The anti-racist educational charity Show Racism the Red Card has interviewed Daniel Trilling, assistant editor of the New Statesman and author of Bloody Nasty People: The Rise of Britain’s Far Right.
The interview has been published in three parts (the first two can be read here and here) and in the third part (here) Trilling addresses the issue of Islamophobia:
You quite often hear supporters of the EDL say “how can we be racist? Islam is a religion and not a race, therefore we are not racist”. On the face of it, that seems like a simple proposition. But in fact it tells us a lot about how racism is misunderstood in mainstream British culture.

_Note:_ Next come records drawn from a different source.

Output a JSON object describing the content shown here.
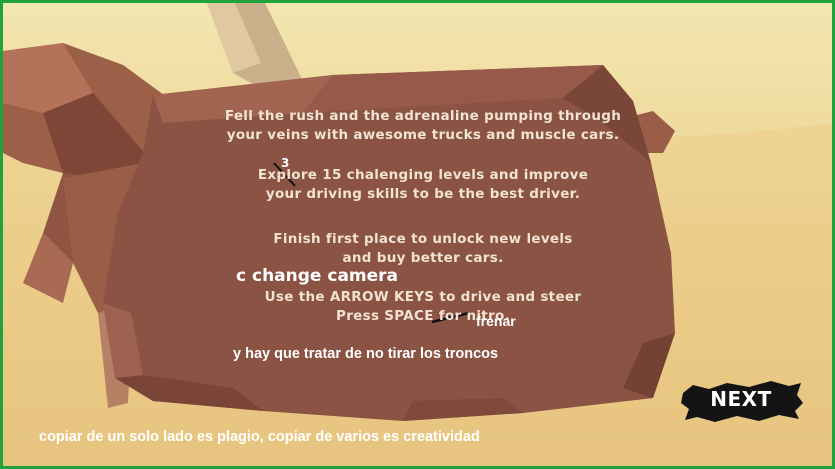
{
  "instructions": {
    "line1": "Fell the rush and the adrenaline pumping through",
    "line2": "your veins with awesome trucks and muscle cars.",
    "line3": "Explore 15 chalenging levels and improve",
    "line4": "your driving skills to be the best driver.",
    "line5": "Finish first place to unlock new levels",
    "line6": "and buy better cars.",
    "line7": "Use the ARROW KEYS to drive and steer",
    "line8": "Press SPACE for nitro."
  },
  "annotations": {
    "level_correction": "3",
    "camera_hint": "c change camera",
    "brake_hint": "frenar",
    "logs_hint": "y hay que tratar de no tirar los troncos",
    "footer_note": "copiar de un solo lado es plagio, copiar de varios es creatividad"
  },
  "buttons": {
    "next_label": "NEXT"
  },
  "colors": {
    "frame_border": "#1fa33a",
    "rock_panel": "#8a5343",
    "instruction_text": "#f3e3d3",
    "sand": "#e8c47c"
  }
}
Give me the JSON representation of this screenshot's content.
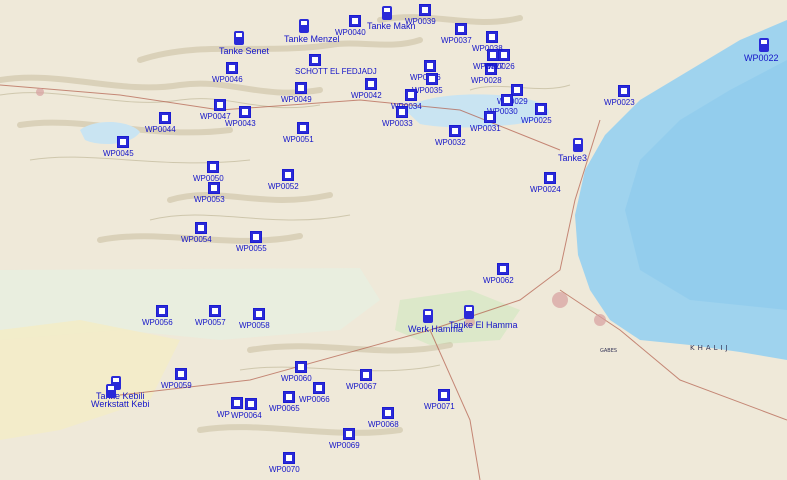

If you look at Islamophobia, there is a very big difference between legitimate religious criticism or a healthy debate about the value of religion and when something is genuinely racist. The EDL may claim to oppose Islamist extremism; a position that most people in Britain, including most Muslims, would share. Yet if you look at the way in which the EDL constructs its propaganda, it targets Muslims, not Islam; it targets the people not the idea.
The EDL’s propaganda is built on stories about Muslims that touch on physical, visceral issues. This includes cases of child abuse, or claims that Muslims have “banned” people from eating certain types of food, or about disrespecting British soldiers who have been killed in Afghanistan. Or the focus is on the birth rate among Muslim people and how this is “out of control”. These are all issues of the body; they are about death, or sex, or food, and the cumulative affect of this is to present Muslims as a fundamental threat to “our” existence.
All of this is just classic racist propaganda; it’s not about religion or faith, its about drawing a cordon around one particular group who have certain shared characteristics and excluding them from the rest. That is racism and the fact that it purports to be based on someone’s religion rather than their skin colour does not stop it being racism.